Rum Ortodoks cemaatine hizmet vermiş olan ve Meryem Ana’ya adanan Panaya Kilisesi'nin ilk inşa tarihi kesin olmamakla birlikte, 1793 yılına ait kayıtlarda adı geçiyor. 1821 Yunan İsyanı sırasında hasar gören yapı, 1834 civarında yeniden inşa edilmiş, 1865’te eklenen çan kulesiyle daha da görkemli bir hâle gelmişti.

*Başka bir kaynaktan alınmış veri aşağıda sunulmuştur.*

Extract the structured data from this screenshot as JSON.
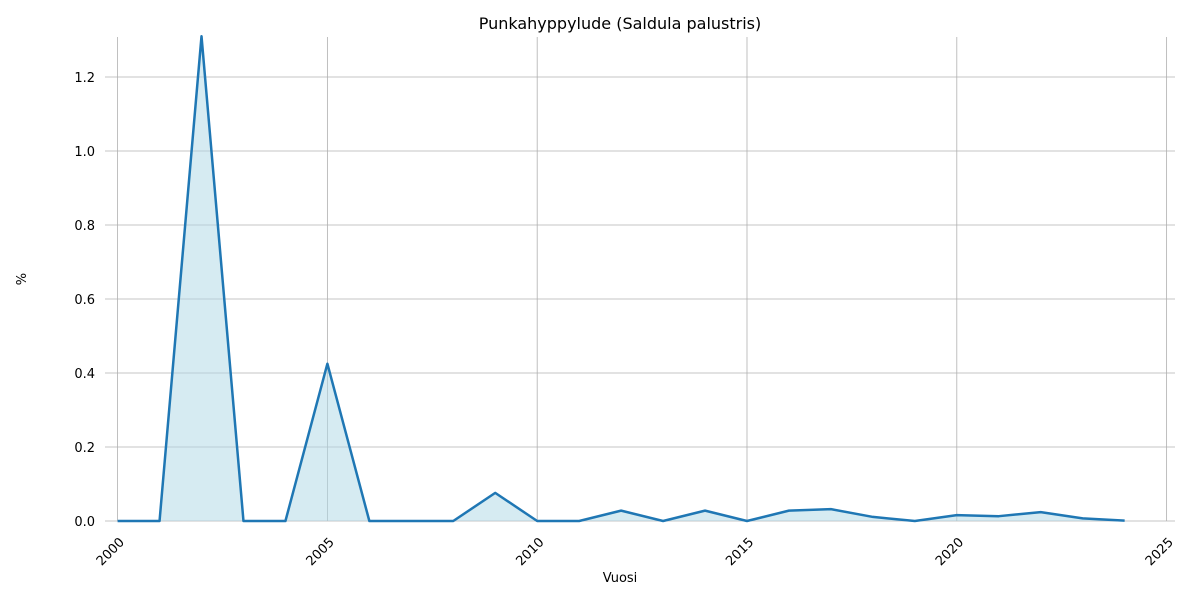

Neoklasik tarzda, pembe renkli taşlarla inşa edilen kilise; sütunları, kubbeleri ve bazilika planıyla dikkat çeken mimari özellikler taşıyordu. Ancak 1944 yılındaki depremde ağır hasar gören yapı, 1954'te tamamen yıkıldı. O tarihten bu yana ise kaderine terk edildi.
OTOPARK OLARAK KULLANILIYOR!
Bugün ise Cunda Adası'nın ortasında, tarihi bir yapı olmaktan çok, utanç verici bir şekilde adaya gelen ziyaretçiler tarafından otopark alanı olarak kullanılıyor.

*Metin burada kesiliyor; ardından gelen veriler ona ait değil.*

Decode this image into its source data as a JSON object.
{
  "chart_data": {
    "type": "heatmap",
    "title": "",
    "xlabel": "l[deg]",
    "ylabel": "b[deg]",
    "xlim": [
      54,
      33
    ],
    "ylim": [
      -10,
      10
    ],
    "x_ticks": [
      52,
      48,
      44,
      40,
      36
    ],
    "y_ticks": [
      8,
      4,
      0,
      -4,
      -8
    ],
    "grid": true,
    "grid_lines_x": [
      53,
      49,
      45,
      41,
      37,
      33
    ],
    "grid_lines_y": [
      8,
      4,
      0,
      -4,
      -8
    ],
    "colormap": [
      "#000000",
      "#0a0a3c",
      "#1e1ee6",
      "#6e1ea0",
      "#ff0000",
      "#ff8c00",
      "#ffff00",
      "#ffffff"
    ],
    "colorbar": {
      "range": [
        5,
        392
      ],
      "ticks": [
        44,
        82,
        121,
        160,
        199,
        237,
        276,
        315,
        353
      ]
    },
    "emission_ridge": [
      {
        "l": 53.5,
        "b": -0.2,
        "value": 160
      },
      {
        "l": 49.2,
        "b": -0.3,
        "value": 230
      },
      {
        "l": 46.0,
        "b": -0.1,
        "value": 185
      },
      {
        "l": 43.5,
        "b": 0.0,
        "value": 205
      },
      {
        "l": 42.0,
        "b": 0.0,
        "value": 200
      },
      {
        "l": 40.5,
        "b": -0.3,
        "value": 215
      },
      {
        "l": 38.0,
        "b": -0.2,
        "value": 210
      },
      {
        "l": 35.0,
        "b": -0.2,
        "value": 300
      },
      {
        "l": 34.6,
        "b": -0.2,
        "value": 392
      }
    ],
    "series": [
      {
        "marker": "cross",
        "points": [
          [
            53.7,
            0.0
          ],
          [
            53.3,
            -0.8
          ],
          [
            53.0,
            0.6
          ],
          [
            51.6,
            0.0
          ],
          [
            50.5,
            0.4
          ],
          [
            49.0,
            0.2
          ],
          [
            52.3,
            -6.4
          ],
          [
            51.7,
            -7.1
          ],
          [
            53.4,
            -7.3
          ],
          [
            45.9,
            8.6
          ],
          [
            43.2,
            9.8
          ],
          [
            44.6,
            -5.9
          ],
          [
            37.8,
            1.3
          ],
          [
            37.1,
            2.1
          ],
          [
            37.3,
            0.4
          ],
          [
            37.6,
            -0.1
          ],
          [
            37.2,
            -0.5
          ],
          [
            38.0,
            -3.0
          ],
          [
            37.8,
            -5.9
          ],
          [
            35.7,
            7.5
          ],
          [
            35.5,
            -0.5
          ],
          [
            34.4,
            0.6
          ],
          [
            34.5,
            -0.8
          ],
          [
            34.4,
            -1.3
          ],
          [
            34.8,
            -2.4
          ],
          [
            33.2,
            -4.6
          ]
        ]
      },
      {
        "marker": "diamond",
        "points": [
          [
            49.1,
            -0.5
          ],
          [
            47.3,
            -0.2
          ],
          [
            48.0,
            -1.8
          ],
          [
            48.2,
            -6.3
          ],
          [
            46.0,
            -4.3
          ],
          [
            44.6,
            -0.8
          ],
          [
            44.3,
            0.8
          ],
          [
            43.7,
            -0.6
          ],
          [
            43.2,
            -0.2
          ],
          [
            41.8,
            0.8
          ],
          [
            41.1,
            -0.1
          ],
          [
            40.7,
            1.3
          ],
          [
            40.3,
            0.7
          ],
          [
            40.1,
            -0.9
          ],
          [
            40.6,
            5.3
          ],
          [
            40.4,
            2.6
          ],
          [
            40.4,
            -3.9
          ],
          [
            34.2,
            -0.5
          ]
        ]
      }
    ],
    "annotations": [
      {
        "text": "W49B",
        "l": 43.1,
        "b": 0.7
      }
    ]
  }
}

Etrafındaki duvar kalıntıları ve çökük yapısıyla yalnızca geçmişin izlerini taşıyan Panaya, ziyaretçilerin araçlarıyla dolup taşıyor.
RESTORE EDİLMEYİ BEKLİYOR
Cunda Adası'nın en önemli tarihi yapılarından biri olan Panaya Kilisesi, restore edilerek turizme kazandırılmayı bekliyor. Yetkililerden, bu değerli mirasın korunması ve gelecek nesillere aktarılması için acil önlemler alınması bekleniyor.